Sanksi administratif dalam perkembangannya tidak memiliki daya dorong
yang kuat dalam peningkatan kepatuhan LHKPN instansi. Komitmen
Pimpinan dan sanksi yang tegas sangat diperlukan. Sebagai contoh
Kementerian Keuangan dengan jumlah Wajib LHKPN terbanyak (30.507
orang) dapat mencapai kepatuhan LHKPN 100% karena komitmen tinggi
dari Pimpinannya dan sanksi yang tegas. Sanksinya adalah hukuman yang
mempengaruhi pendapatan pegawai berupa pengurangan insentif selama
waktu yang ditentukan.
5. Untuk implementasi sanksi ini antara ASN dan Pejabat Politis ada
perbedaan kah ?
Jawaban :
Sanksi yang dijatuhkan kepada Anggota Dewan yang tidak lapor LHKPN
masih lemah, diperlukan sanksi yang dapat memaksa hingga membuat
penyelenggara negara jera bila tidak lapor LHKPN. Upaya yang dilakukan
oleh KPK dalam rangka mendorong tingkat kepatuhan LHKPN bidang
Legislatif diantaranya adalah mengumumkan kepada publik.
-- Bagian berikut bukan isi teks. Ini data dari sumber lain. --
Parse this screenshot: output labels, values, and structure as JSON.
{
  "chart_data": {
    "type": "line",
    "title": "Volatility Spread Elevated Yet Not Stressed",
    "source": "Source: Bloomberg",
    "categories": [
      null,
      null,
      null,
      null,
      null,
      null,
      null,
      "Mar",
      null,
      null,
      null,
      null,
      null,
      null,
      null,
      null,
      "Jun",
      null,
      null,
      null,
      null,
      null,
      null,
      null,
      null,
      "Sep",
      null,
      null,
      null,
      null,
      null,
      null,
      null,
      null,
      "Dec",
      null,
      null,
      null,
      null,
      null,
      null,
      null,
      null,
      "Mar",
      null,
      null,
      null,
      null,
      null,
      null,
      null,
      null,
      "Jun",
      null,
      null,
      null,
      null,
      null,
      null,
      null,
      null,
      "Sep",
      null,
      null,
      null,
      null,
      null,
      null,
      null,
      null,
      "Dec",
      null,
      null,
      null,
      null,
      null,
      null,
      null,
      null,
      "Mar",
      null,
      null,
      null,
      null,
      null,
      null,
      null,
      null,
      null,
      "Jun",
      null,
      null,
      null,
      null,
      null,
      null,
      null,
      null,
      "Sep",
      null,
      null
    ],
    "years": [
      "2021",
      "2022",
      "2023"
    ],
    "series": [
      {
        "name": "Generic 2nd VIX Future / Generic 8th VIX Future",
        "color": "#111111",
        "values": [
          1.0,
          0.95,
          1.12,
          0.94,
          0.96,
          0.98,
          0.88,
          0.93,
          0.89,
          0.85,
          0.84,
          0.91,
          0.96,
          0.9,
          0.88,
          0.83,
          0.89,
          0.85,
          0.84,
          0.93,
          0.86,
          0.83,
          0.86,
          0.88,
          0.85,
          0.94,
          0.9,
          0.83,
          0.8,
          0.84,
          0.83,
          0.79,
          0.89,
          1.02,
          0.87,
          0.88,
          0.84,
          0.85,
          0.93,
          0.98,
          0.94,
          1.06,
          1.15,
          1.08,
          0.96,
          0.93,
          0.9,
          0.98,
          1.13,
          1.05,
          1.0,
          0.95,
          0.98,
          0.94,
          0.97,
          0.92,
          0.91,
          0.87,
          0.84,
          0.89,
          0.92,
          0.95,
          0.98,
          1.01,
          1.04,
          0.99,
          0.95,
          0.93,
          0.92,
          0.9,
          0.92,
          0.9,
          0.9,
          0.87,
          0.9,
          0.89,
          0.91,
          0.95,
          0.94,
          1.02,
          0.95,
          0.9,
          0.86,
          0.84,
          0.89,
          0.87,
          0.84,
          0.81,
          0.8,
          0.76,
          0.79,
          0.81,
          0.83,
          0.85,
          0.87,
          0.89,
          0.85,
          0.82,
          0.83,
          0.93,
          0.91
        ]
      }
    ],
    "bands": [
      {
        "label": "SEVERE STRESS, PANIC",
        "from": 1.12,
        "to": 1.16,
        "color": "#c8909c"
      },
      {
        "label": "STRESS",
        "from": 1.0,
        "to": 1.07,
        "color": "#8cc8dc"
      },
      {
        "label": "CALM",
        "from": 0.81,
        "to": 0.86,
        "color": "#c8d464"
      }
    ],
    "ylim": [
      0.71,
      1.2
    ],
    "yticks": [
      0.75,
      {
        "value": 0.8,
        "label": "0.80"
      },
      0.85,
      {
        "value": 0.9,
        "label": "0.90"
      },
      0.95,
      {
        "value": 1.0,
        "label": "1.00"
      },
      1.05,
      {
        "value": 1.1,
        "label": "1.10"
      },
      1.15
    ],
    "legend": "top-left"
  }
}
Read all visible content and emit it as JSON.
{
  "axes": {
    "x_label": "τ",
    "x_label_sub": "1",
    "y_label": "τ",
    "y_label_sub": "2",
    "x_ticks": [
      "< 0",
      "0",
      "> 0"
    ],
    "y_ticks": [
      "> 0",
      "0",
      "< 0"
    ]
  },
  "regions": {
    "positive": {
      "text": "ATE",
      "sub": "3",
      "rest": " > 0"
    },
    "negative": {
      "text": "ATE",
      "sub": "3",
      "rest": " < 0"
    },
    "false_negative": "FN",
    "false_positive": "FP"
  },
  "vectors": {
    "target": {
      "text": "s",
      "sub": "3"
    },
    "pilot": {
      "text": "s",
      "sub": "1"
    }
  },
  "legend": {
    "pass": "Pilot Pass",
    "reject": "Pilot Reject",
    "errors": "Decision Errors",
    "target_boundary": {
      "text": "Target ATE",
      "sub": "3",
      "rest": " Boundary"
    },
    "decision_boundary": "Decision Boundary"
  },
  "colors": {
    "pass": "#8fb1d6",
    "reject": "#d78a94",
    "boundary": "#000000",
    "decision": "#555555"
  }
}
Sanksi yang dijatuhkan oleh instansi / lembaga lainnya berbeda-beda, ada
yang berupa sanksi administratif, penundaan pemberian tunjangan / gaji,
penundaan naik jabatan, larangan menduduki jabatan strategis / pimpinan,
denda hingga pencopotan dari jabatan.
Sanksi ini pun bila tidak diterapkan juga tidak akan berdampak kepada
para Wajib LHKPN yang tidak patuh. Berikut contoh instansi yang
menerapkan sanksi.
6. Dan apakah saran bapak ke depan untuk terciptanya good governance
melalui LHKPN ?
Jawaban :
- Diperlukan komitmen yang tinggi dari Pimpinan instansi sebagai
contoh langsung kepada seluruh pegawai karena Pimpinan selalu
menjadi role model.
- Sanksi bagi yang belum atau tidak memberikan LHKPN belum banyak
ditunjukkan kepublik dan belum jelas bentuknya seperti apa. Sanksi
administrasi bagi yang tidak menyampaikan LHKPN seperti
pemotongan gaji, tidak naik pangkat, tidak mendapatkan promosi,
diturunkan pangkat, mungkin di pandang ringan dan dianggap sepele
oleh penyelenggara negara. Mungkin bila sanksi terhadap yang tidak
menyampaikan LHKPN dalam bentuk pemecatan, penyelenggara
Negara akan tepat waktu melaporkan harta kekayaanya karena takut
dipecat.
- Penerapan sanksi yang telah ditetapkan.
- Diperlukan peran serta masyarakat dalam melakukan kontrol sosial
untuk untuk mewujudkan hak dan tanggung jawab masyarakat dalam
penyelenggaraan negara yang bersih dari tindak pidana korupsi.